One thing that soothes the end of the Tournament of Books is the announcement of the Best Translated Book Award longlist. I've not yet managed to read all of any given year's longlist, but I enjoy picking (often at random) titles from it:  they are always good, challenging books that expand my mind. This year might be the one where I break my habit and read them all since I am interested in quite a few!

 

Only rarely have I read any of the titles on the list before it drops, despite my efforts to mix healthy amounts of translated fiction in to my reading docket. This year, I've read one--Sergei Dovlatov's Pushkin Hills--with another--the Ferrante--waiting on my bookshelf.

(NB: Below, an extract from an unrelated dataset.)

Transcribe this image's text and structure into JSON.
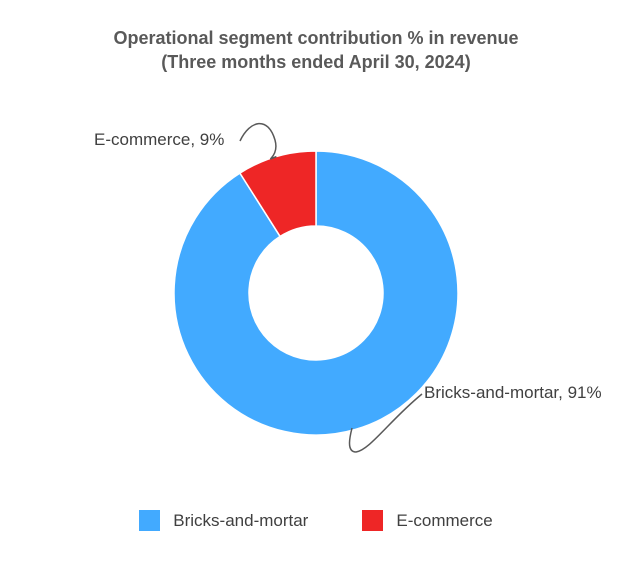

This year is unusual since so many of the books were already on my mental to-read list:

 

Edouard Levé's Works: I read Suicide a couple of years ago & while "enjoy" is not the correct word it has haunted me ever since.

 

The Woman Who Borrowed Memories, Tove Jansson -- I don't prefer short stories, but I do like Jansson's writing, and since I own all of the other NYRB issues of her work I've been planing on picking up this one when I run across it.

 

Scholastique Mukasonga's Our Lady of the Nile -- I'm eager to read fiction by a Rwandan author + Archipelago Books has yet to disappoint.

 

The Cortázar -- I've been slowly making my way through Hopscotch and it's a marvel; all and any Cortázar immediately go on my long-term to-read list.

 

Faces in the Crowd, Valeria Luiselli -- I think I heard about this one from Largehearted Boy and liked the cover enough to jot down the title? I will definitely read it now. 

 

I will be seeking out a few more immediately:  the two Bohumil Hrabal books (Czech literature is generally great, and Closely Watched Trains is the rare story that is great as a movie and as a book; Jean Echenoz's 1914 because one of the only things I like more than books about WWI are very short books about WWI; Things Look Different in the LIght by Medardo Fraile because the cover is lovely and Pushkin Press puts out gorgeous books; and Adam Buenosayres by Leopoldo Marachal because Cortázar praised it upon its initial publication, the cover is gorgeous, and city novels are the best novels!